Yogyakarta, 13 September 2023 – Departemen Ilmu Komunikasi Fakultas Ilmu Sosial dan Ilmu Politik Universitas Gadjah Mada mendatangkan Dr. Camilo Sol Inti Soler Caicedo sebagai dosen tamu dalam kelas bertajuk “Storytelling in the Age of Media Convergence”. Camilo sendiri merupakan dosen yang fokus pada budaya, media, dan industri kreatif di King’s College London sekaligus seorang antropolog dan penari. Kelas tersebut diselenggarakan pada Rabu (13/9) secara luring di FISIPOL UGM dan dipandu oleh Gilang Desti Parahita, Dosen DIKOM UGM.
Saat membuka kelas, Camilo memperlihatkan sebuah video berisi kumpulan bentuk, seperti lingkaran dan segitiga serta beberapa garis, yang saling bergerak tanpa pola yang beraturan. Dari video sederhana tersebut, muncul berbagai interpretasi di benak para peserta kelas. “Luar biasa bagaimana kita bisa menebak apa yang terjadi hanya dengan melihat beberapa garis bergerak. Kita melihat perilaku, yaitu berupa garis yang bergerak, dan kita mengasumsikan bahwa mereka memiliki maksud tertentu,” jelas Camilo. Melalui video tersebut dan asumsi yang tercipta, kita dapat melihat bagaimana hal-hal kecil yang bisa jadi tidak memiliki arti tertentu dapat membentuk sebuah cerita. Menurut Camilo, memang sudah menjadi kecenderungan manusia untuk mengasumsikan bahwa terdapat karakter dengan tujuan atau maksud tertentu yang pada akhirnya mengkreasikan sebuah cerita.
Camilo menyampaikan bahwa terdapat tiga elemen dalam bercerita. Pertama, cerita dan bagaimana cerita itu disampaikan. Antropolog telah lama mencari jawaban atas ada atau tidaknya cara-cara universal dalam bercerita. Untuk menjelaskan hal tersebut, Camilo juga memperkenalkan pentingnya mitos dalam sebuah cerita. “Mitos memiliki kecenderungan untuk mempertunjukkan kejadian-kejadian luar biasa. Kejadian luar biasa tersebut biasanya merupakan call-to-action yang bagus karena berhubungan dengan pengalaman-pengalaman personal,” jelas Camilo. Hal tersebutlah yang menyebabkan audiens, penonton, maupun pembaca dapat merasa terhubung dengan cerita-cerita di media.

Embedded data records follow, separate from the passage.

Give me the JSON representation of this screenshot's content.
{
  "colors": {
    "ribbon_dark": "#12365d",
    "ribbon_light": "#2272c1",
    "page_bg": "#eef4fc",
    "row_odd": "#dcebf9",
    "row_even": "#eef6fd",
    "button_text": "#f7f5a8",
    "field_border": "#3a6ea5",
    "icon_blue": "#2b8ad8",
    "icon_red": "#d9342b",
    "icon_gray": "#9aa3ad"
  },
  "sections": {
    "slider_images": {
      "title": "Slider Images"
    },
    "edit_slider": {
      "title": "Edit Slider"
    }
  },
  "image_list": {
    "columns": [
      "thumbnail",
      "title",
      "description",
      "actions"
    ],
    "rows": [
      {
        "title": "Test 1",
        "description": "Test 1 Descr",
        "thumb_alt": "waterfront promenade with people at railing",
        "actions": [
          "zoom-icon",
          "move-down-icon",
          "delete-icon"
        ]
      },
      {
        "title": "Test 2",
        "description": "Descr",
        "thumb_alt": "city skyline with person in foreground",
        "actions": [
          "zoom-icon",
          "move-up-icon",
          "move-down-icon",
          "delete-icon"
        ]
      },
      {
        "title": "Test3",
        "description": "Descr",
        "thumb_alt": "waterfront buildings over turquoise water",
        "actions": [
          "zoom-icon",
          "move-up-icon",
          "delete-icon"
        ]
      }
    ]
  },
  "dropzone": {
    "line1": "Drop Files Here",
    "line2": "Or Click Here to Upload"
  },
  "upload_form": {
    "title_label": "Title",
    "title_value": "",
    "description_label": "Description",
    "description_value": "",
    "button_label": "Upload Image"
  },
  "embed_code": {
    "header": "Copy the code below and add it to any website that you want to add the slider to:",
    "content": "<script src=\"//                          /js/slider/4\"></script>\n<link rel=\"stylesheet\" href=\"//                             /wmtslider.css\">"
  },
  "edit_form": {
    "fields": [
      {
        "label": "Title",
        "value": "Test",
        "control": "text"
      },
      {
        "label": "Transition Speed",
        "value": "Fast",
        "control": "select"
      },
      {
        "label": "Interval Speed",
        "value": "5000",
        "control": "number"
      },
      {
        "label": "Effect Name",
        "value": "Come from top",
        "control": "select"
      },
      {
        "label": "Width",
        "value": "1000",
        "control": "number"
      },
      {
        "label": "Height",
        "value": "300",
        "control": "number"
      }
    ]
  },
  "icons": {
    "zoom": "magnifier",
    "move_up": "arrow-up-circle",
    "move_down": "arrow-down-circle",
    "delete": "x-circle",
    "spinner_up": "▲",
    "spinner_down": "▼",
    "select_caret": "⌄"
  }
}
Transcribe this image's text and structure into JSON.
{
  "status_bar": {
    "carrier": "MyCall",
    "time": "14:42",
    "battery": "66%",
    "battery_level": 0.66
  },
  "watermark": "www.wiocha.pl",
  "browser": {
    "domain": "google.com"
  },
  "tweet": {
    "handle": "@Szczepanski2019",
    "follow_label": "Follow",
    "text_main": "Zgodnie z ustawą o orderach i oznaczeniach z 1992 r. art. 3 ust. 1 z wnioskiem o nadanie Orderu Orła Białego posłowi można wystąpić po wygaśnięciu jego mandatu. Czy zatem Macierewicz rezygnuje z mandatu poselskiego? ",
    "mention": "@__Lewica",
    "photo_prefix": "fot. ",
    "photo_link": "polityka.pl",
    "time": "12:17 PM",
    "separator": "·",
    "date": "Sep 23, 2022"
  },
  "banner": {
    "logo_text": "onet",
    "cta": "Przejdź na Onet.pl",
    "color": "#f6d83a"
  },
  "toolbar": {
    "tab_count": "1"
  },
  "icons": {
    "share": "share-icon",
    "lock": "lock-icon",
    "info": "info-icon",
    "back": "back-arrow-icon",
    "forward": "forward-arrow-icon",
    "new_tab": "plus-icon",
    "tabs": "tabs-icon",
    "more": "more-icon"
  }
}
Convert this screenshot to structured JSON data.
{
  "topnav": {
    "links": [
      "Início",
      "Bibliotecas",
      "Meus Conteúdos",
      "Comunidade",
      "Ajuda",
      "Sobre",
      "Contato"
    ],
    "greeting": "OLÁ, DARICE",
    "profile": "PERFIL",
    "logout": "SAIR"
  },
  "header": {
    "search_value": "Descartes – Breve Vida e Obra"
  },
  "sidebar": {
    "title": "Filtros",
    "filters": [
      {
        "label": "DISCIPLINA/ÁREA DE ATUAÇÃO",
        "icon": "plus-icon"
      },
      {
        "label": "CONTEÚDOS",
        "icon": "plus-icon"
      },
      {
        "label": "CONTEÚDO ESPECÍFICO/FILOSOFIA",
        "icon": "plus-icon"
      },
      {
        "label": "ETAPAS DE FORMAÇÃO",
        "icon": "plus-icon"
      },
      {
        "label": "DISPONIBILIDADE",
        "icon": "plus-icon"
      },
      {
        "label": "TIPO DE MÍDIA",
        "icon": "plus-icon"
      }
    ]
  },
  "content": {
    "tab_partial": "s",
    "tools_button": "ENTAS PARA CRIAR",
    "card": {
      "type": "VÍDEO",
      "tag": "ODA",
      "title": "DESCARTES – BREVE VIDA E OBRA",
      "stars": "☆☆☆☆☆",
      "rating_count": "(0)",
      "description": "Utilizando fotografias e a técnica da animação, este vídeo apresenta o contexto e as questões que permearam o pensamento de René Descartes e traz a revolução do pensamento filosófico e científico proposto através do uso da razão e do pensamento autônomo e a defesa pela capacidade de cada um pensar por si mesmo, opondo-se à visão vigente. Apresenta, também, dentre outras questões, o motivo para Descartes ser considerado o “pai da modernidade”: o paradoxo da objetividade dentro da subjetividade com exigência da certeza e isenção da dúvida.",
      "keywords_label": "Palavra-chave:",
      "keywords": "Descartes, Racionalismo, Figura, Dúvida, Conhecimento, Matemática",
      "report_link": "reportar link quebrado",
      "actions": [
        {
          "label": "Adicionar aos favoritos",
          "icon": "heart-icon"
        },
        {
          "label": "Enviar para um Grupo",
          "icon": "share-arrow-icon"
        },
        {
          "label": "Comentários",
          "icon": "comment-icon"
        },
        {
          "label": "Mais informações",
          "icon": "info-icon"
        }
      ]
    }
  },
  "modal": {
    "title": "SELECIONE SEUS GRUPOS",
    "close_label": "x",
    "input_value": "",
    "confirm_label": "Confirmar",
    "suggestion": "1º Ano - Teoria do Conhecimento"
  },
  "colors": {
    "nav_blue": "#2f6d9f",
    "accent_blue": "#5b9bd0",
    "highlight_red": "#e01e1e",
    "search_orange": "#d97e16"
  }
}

Kedua, karakter serta bagaimana mengkreasikan sebuah karakter. Terdapat dua pendekatan dalam menyusun karakter, yaitu dengan mendesain archetypes dan dengan mendesain persona. “Carl Jung memiliki gagasan bahwa terdapat cara-cara subconscious dalam melihat karakter,” jelas Camilo. Gagasan Jung kemudian menjadi basis dari pendekatan pertama yang bersifat teoritis. Sedangkan, mengkreasikan karakter dengan mendesain persona bersifat lebih empiris karena dibuat berdasarkan riset atau survei.
Terakhir, maksud atau tujuan serta bagaimana mereka bekerja. “Intention bekerja seperti sihir,” ungkap Camilo. Camilo menjelaskan bahwa kejadian-kejadian yang sulit dipercaya dalam kehidupan kita dapat dijelaskan melalui asumsi akan adanya agensi yang bersifat intensional. Misalnya, ketika kita sedang mengobservasi sebuah karya seni, kita cenderung memikirkan mengenai makna dibaliknya. “Hal tersebut berarti kita mengasumsikan bahwa seseorang mencoba membuatnya memiliki maksud tertentu,” jelas Camilo. Hal yang sama juga berlaku dengan bercerita. Karya yang baik memiliki kemampuan untuk memicu asumsi kita akan adanya intensi, maksud, atau tujuan tertentu.